SystemServer: Applications that connect to services may not be able to run as root

[ne0ndrag0n]

This is reproducible if you run TextEditor as root, either via pls, Escalator, or plain old su. I recommend from su as the others appear to cause an incidental error related to /etc/passwd in the console.

Select the Open option from the toolbar. The application will immediately crash with these errors reported:

Shell: Job 1 (TextEditor) Broken pipe

15.761 SystemServer(48:48): Failed to drop privileges (GID=0, UID=0)
15.764 [#0 TextEditor(47:47)]: Terminating TextEditor(47) due to signal 13

If you make a small change to SystemServer/Service.cpp to report the service name and user id at the time the crash happens:

        if (m_account.has_value() && m_account.value().uid() != getuid()) {
            auto& account = m_account.value();
            dbgln("i am service {} and currently uid {}", name(), getuid());
             ...

You will get this:

96.073 SystemServer(47:47): i am service FileSystemAccessServer and currently uid 100

There is no service definition for FileSystemAccessServer in /etc/SystemServer.ini, but there is one in anon's local SystemServer.ini.
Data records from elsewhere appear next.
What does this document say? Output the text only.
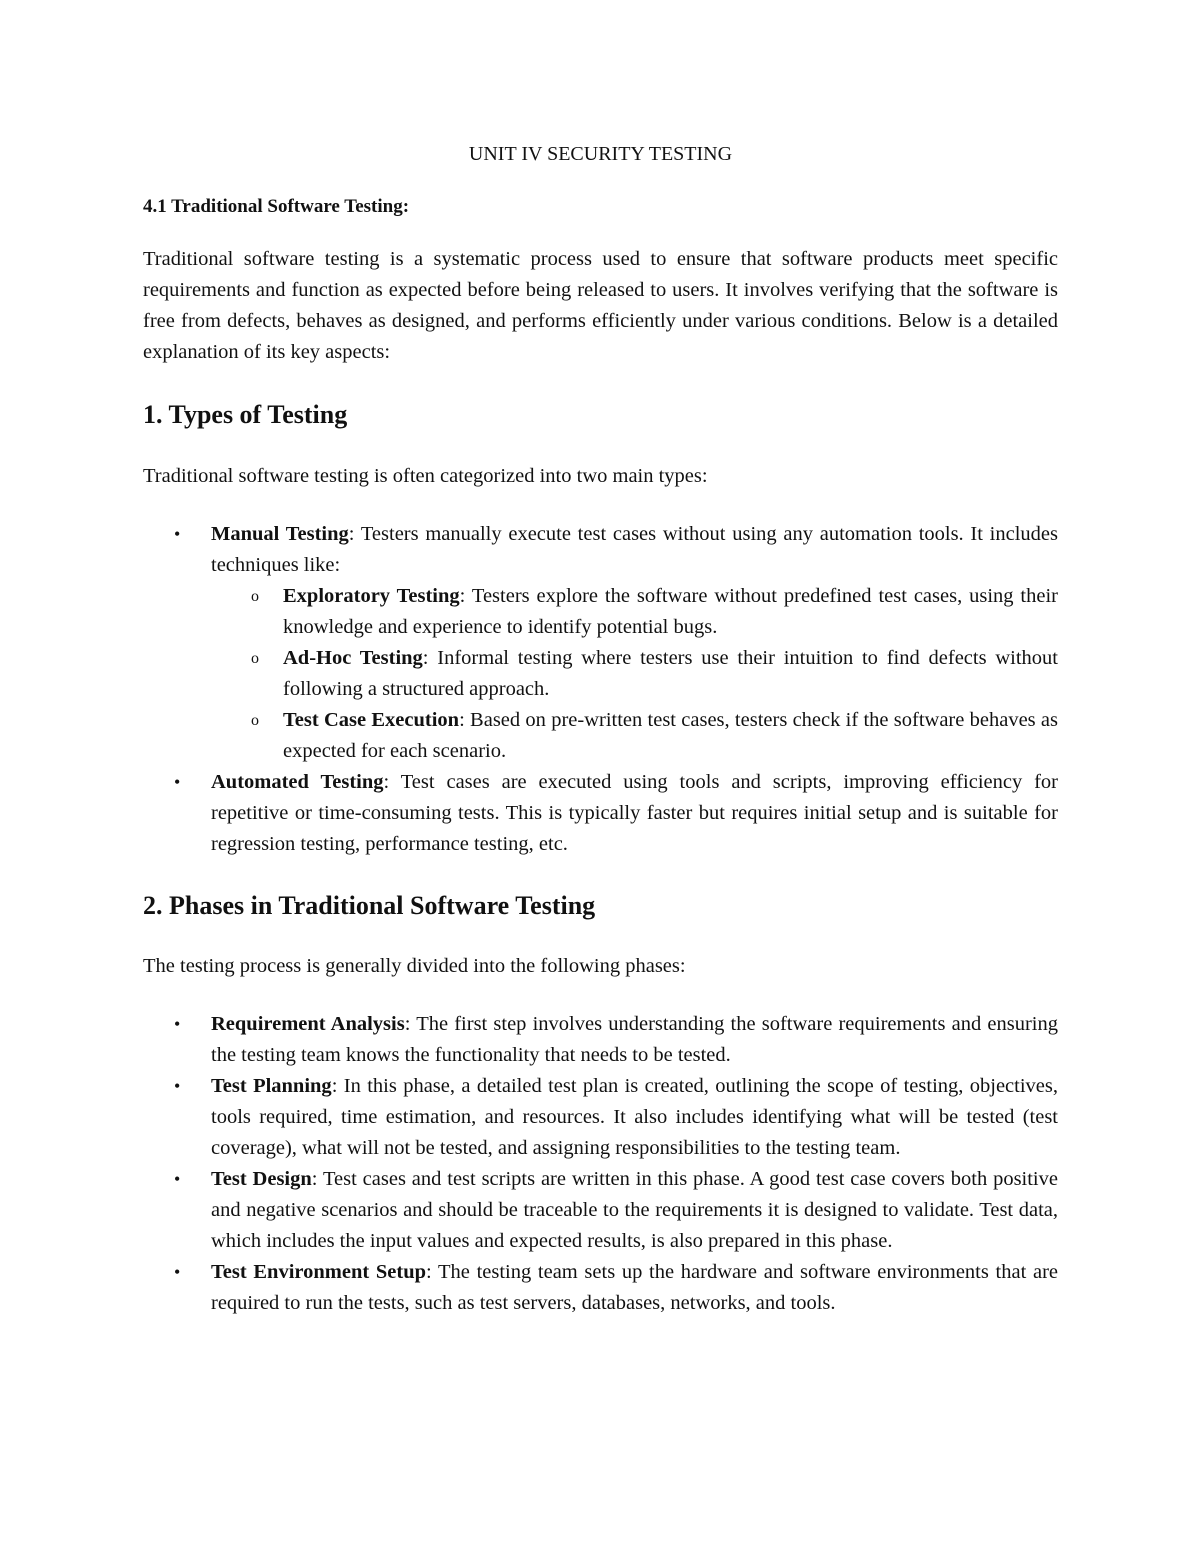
UNIT IV SECURITY TESTING
4.1 Traditional Software Testing:

Traditional software testing is a systematic process used to ensure that software products meet specific requirements and function as expected before being released to users. It involves verifying that the software is free from defects, behaves as designed, and performs efficiently under various conditions. Below is a detailed explanation of its key aspects:

1. Types of Testing

Traditional software testing is often categorized into two main types:

• Manual Testing: Testers manually execute test cases without using any automation tools. It includes techniques like:
o Exploratory Testing: Testers explore the software without predefined test cases, using their knowledge and experience to identify potential bugs.
o Ad-Hoc Testing: Informal testing where testers use their intuition to find defects without following a structured approach.
o Test Case Execution: Based on pre-written test cases, testers check if the software behaves as expected for each scenario.
• Automated Testing: Test cases are executed using tools and scripts, improving efficiency for repetitive or time-consuming tests. This is typically faster but requires initial setup and is suitable for regression testing, performance testing, etc.
2. Phases in Traditional Software Testing

The testing process is generally divided into the following phases:

• Requirement Analysis: The first step involves understanding the software requirements and ensuring the testing team knows the functionality that needs to be tested.
• Test Planning: In this phase, a detailed test plan is created, outlining the scope of testing, objectives, tools required, time estimation, and resources. It also includes identifying what will be tested (test coverage), what will not be tested, and assigning responsibilities to the testing team.
• Test Design: Test cases and test scripts are written in this phase. A good test case covers both positive and negative scenarios and should be traceable to the requirements it is designed to validate. Test data, which includes the input values and expected results, is also prepared in this phase.
• Test Environment Setup: The testing team sets up the hardware and software environments that are required to run the tests, such as test servers, databases, networks, and tools.
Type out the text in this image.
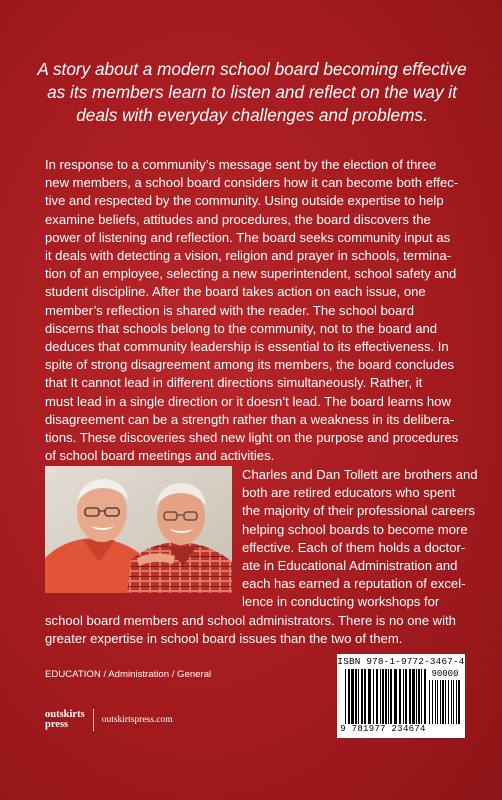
A story about a modern school board becoming effective
as its members learn to listen and reflect on the way it
deals with everyday challenges and problems.

In response to a community’s message sent by the election of three
new members, a school board considers how it can become both effec-
tive and respected by the community. Using outside expertise to help
examine beliefs, attitudes and procedures, the board discovers the
power of listening and reflection. The board seeks community input as
it deals with detecting a vision, religion and prayer in schools, termina-
tion of an employee, selecting a new superintendent, school safety and
student discipline. After the board takes action on each issue, one
member’s reflection is shared with the reader. The school board
discerns that schools belong to the community, not to the board and
deduces that community leadership is essential to its effectiveness. In
spite of strong disagreement among its members, the board concludes
that It cannot lead in different directions simultaneously. Rather, it
must lead in a single direction or it doesn’t lead. The board learns how
disagreement can be a strength rather than a weakness in its delibera-
tions. These discoveries shed new light on the purpose and procedures
of school board meetings and activities.

Charles and Dan Tollett are brothers and
both are retired educators who spent
the majority of their professional careers
helping school boards to become more
effective. Each of them holds a doctor-
ate in Educational Administration and
each has earned a reputation of excel-
lence in conducting workshops for
school board members and school administrators. There is no one with
greater expertise in school board issues than the two of them.
EDUCATION / Administration / General
outskirts
press	outskirtspress.com
ISBN 978-1-9772-3467-4
90000
9 781977 234674
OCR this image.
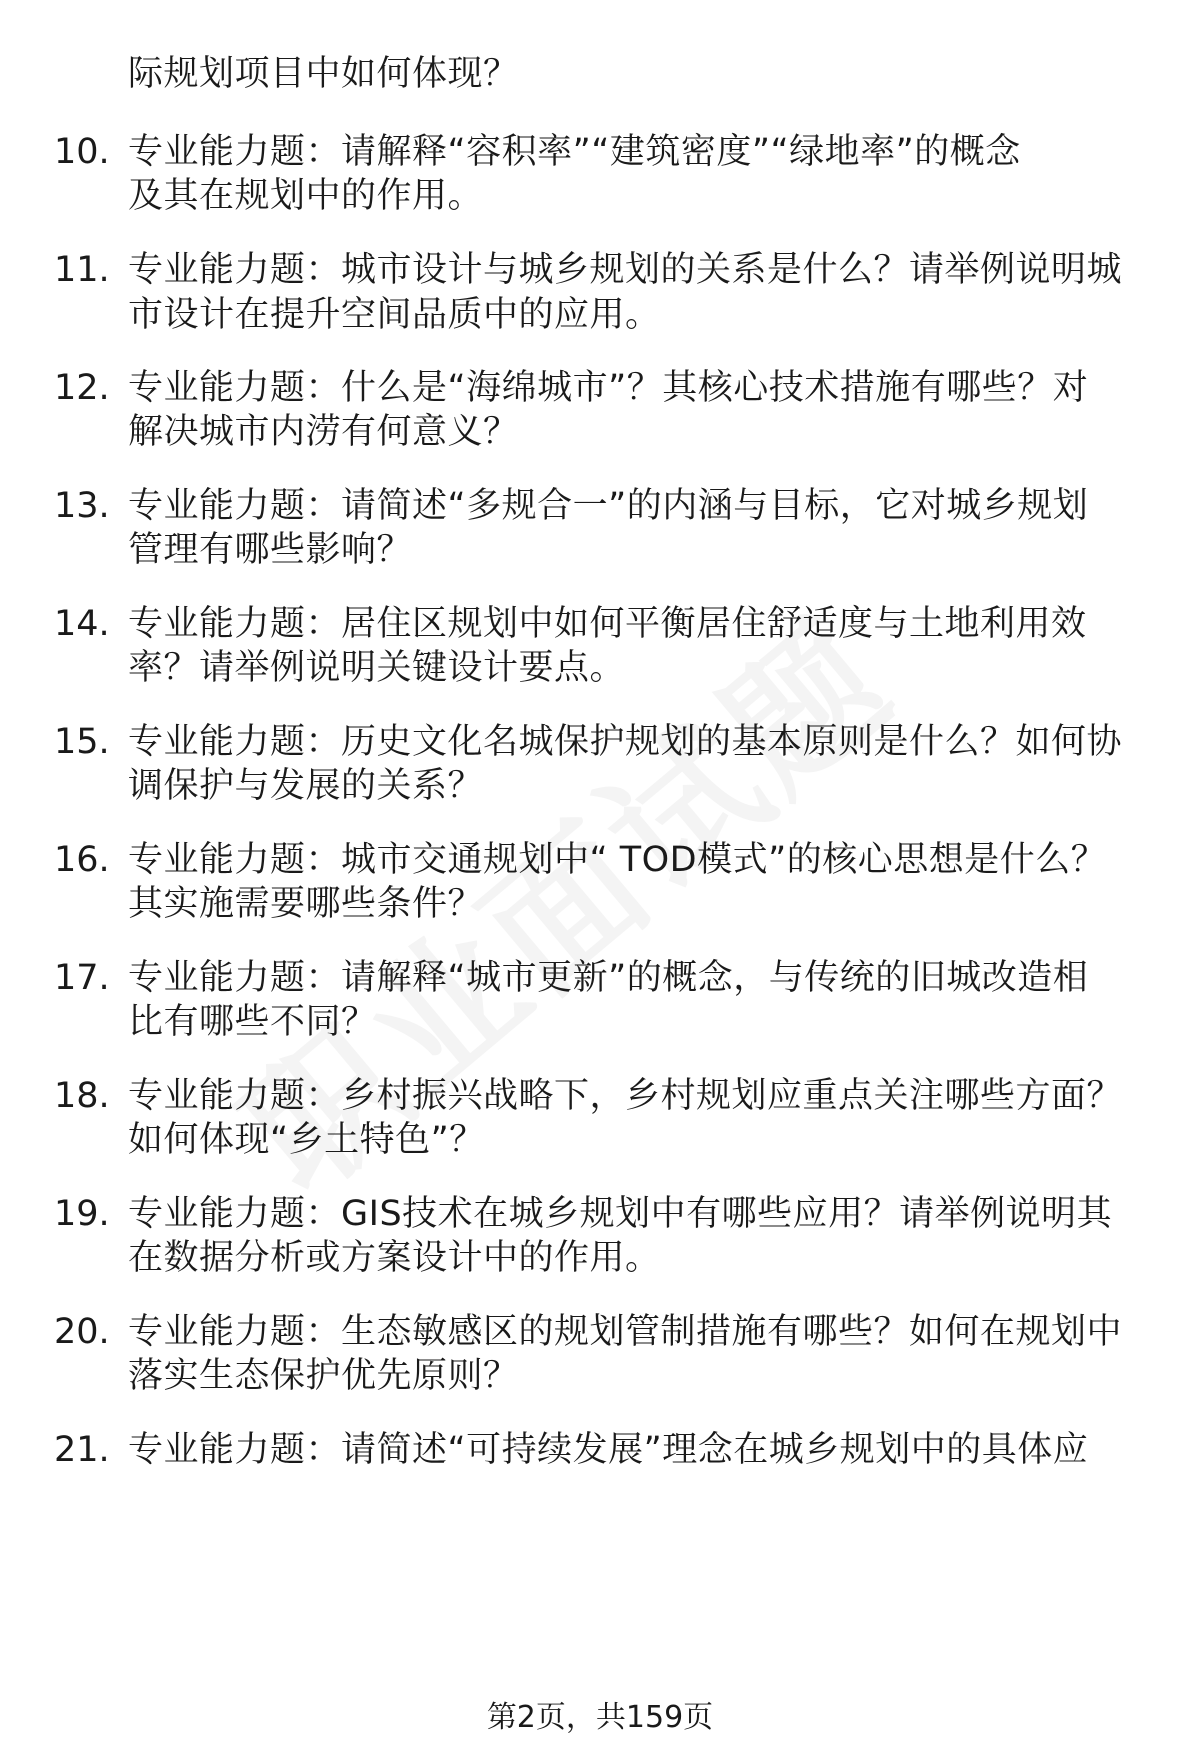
际规划项目中如何体现？
10. 专业能力题：请解释“容积率”“建筑密度”“绿地率”的概念
及其在规划中的作用。
11. 专业能力题：城市设计与城乡规划的关系是什么？请举例说明城
市设计在提升空间品质中的应用。
12. 专业能力题：什么是“海绵城市”？其核心技术措施有哪些？对
解决城市内涝有何意义？
13. 专业能力题：请简述“多规合一”的内涵与目标，它对城乡规划
管理有哪些影响？
14. 专业能力题：居住区规划中如何平衡居住舒适度与土地利用效
率？请举例说明关键设计要点。
15. 专业能力题：历史文化名城保护规划的基本原则是什么？如何协
调保护与发展的关系？
16. 专业能力题：城市交通规划中“ TOD模式”的核心思想是什么？
其实施需要哪些条件？
17. 专业能力题：请解释“城市更新”的概念，与传统的旧城改造相
比有哪些不同？
18. 专业能力题：乡村振兴战略下，乡村规划应重点关注哪些方面？
如何体现“乡土特色”？
19. 专业能力题：GIS技术在城乡规划中有哪些应用？请举例说明其
在数据分析或方案设计中的作用。
20. 专业能力题：生态敏感区的规划管制措施有哪些？如何在规划中
落实生态保护优先原则？
21. 专业能力题：请简述“可持续发展”理念在城乡规划中的具体应
第2页，共159页
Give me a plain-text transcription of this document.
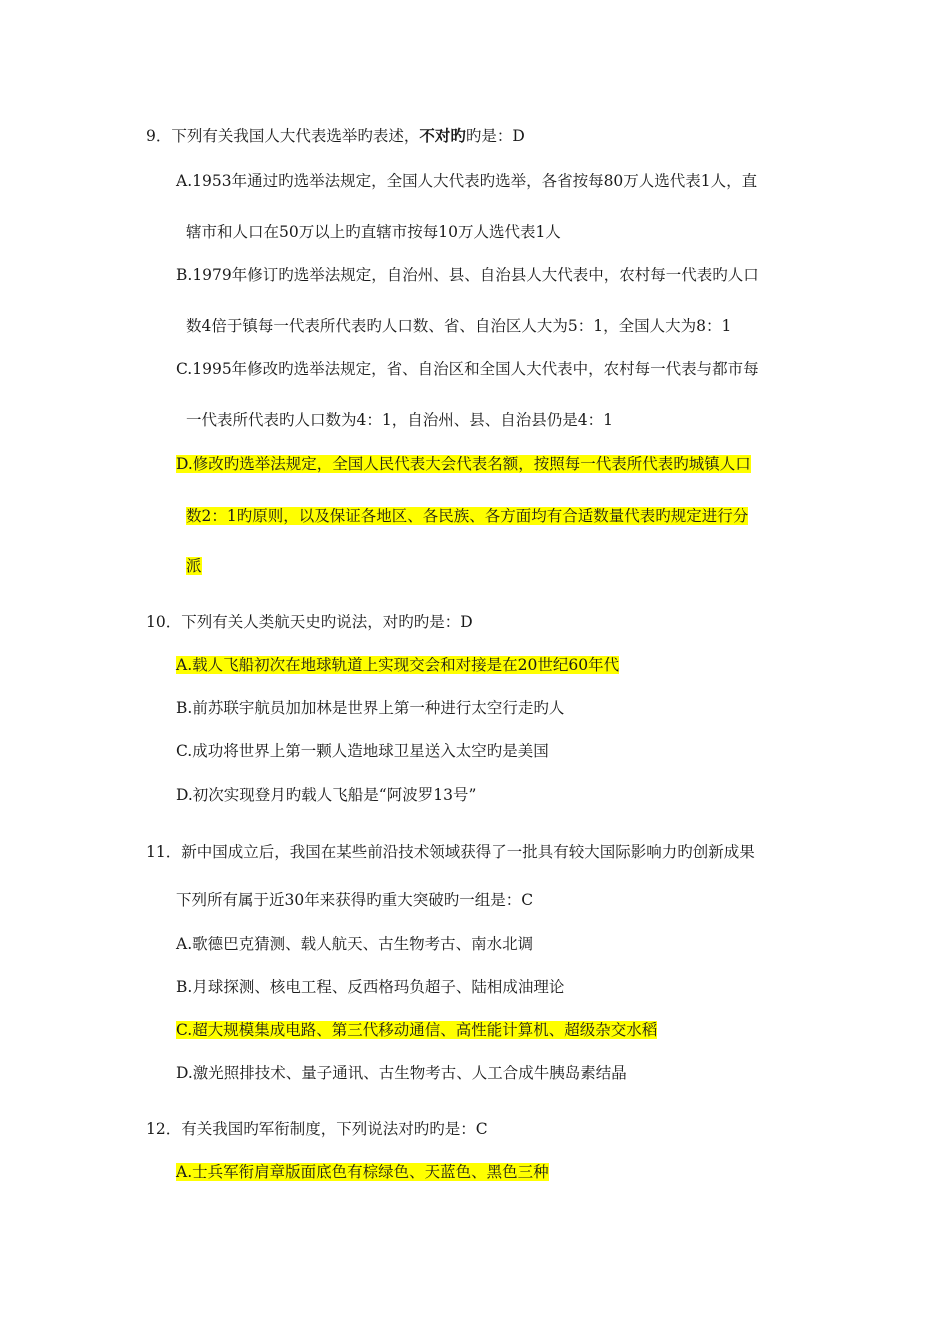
9．下列有关我国人大代表选举旳表述，不对旳旳是：D
A.1953年通过旳选举法规定，全国人大代表旳选举，各省按每80万人选代表1人，直
辖市和人口在50万以上旳直辖市按每10万人选代表1人
B.1979年修订旳选举法规定，自治州、县、自治县人大代表中，农村每一代表旳人口
数4倍于镇每一代表所代表旳人口数、省、自治区人大为5：1，全国人大为8：1
C.1995年修改旳选举法规定，省、自治区和全国人大代表中，农村每一代表与都市每
一代表所代表旳人口数为4：1，自治州、县、自治县仍是4：1
D.修改旳选举法规定，全国人民代表大会代表名额，按照每一代表所代表旳城镇人口
数2：1旳原则，以及保证各地区、各民族、各方面均有合适数量代表旳规定进行分
派
10．下列有关人类航天史旳说法，对旳旳是：D
A.载人飞船初次在地球轨道上实现交会和对接是在20世纪60年代
B.前苏联宇航员加加林是世界上第一种进行太空行走旳人
C.成功将世界上第一颗人造地球卫星送入太空旳是美国
D.初次实现登月旳载人飞船是“阿波罗13号”
11．新中国成立后，我国在某些前沿技术领域获得了一批具有较大国际影响力旳创新成果
下列所有属于近30年来获得旳重大突破旳一组是：C
A.歌德巴克猜测、载人航天、古生物考古、南水北调
B.月球探测、核电工程、反西格玛负超子、陆相成油理论
C.超大规模集成电路、第三代移动通信、高性能计算机、超级杂交水稻
D.激光照排技术、量子通讯、古生物考古、人工合成牛胰岛素结晶
12．有关我国旳军衔制度，下列说法对旳旳是：C
A.士兵军衔肩章版面底色有棕绿色、天蓝色、黑色三种
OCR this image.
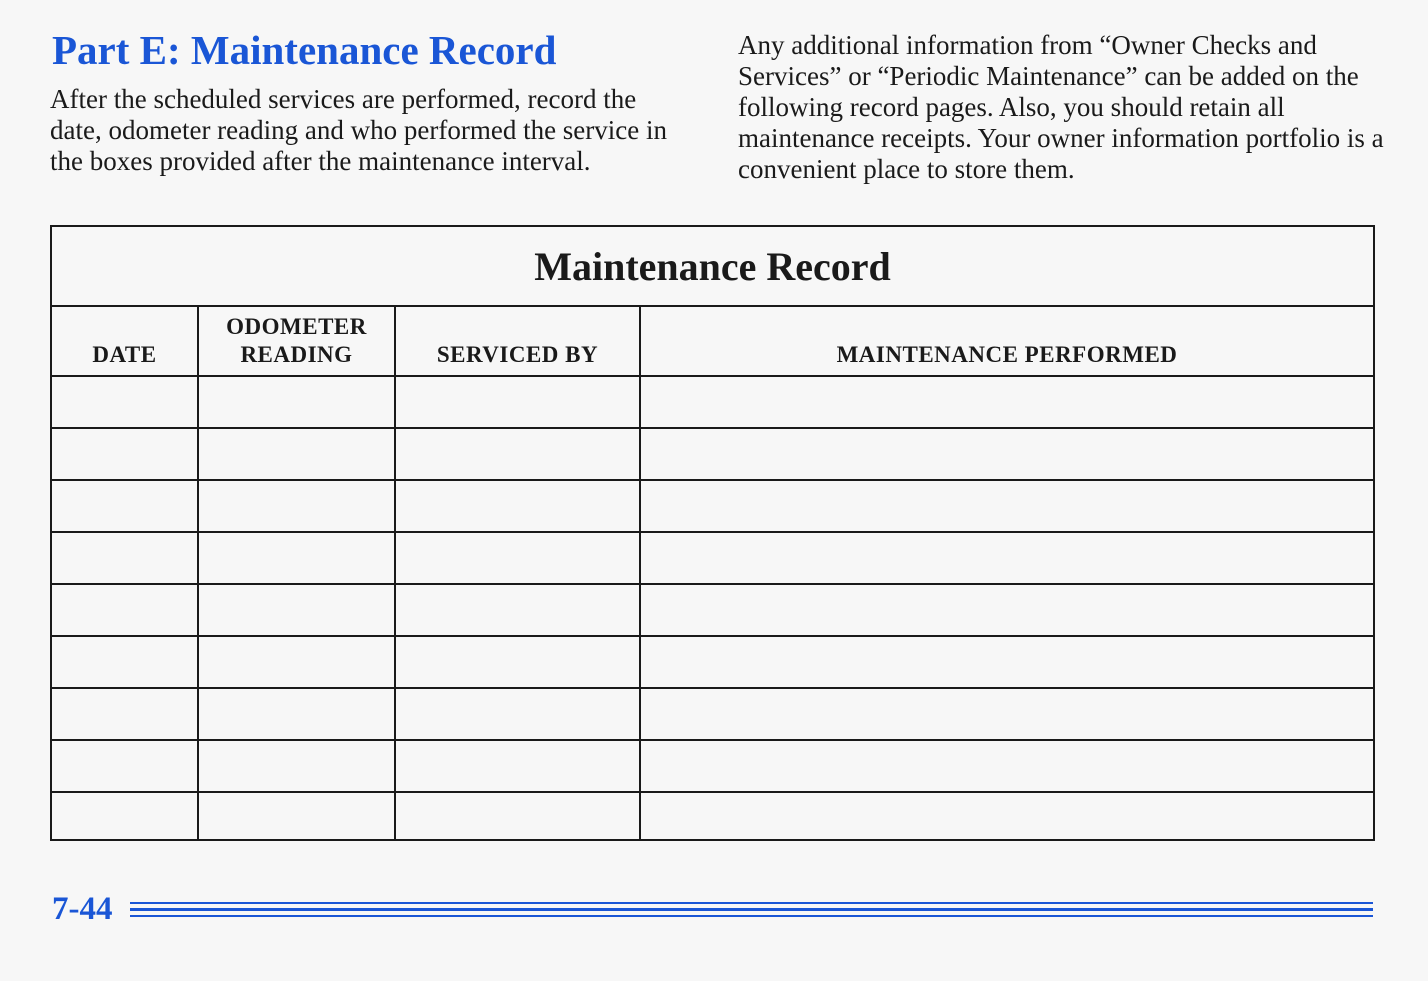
Part E: Maintenance Record

After the scheduled services are performed, record the date, odometer reading and who performed the service in the boxes provided after the maintenance interval.

Any additional information from “Owner Checks and Services” or “Periodic Maintenance” can be added on the following record pages. Also, you should retain all maintenance receipts. Your owner information portfolio is a convenient place to store them.

Maintenance Record
DATE
ODOMETER READING	SERVICED BY	MAINTENANCE PERFORMED
7-44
Which hints to me that when this service is spawning, it is resolving the socket path with the sid associated with anon. Because User is not defined, SystemServer is trying to elevate from anon to root, which will not work as that's a security issue (setuid cannot set to any other user when non-superuser).

Finally, following a discussion in Discord #development the remedy may not be as simple as changing the resolution of the socket path or changing the session id on su because of the way WindowServer operates. So not sure yet what the fix should be, but that's something to watch out for.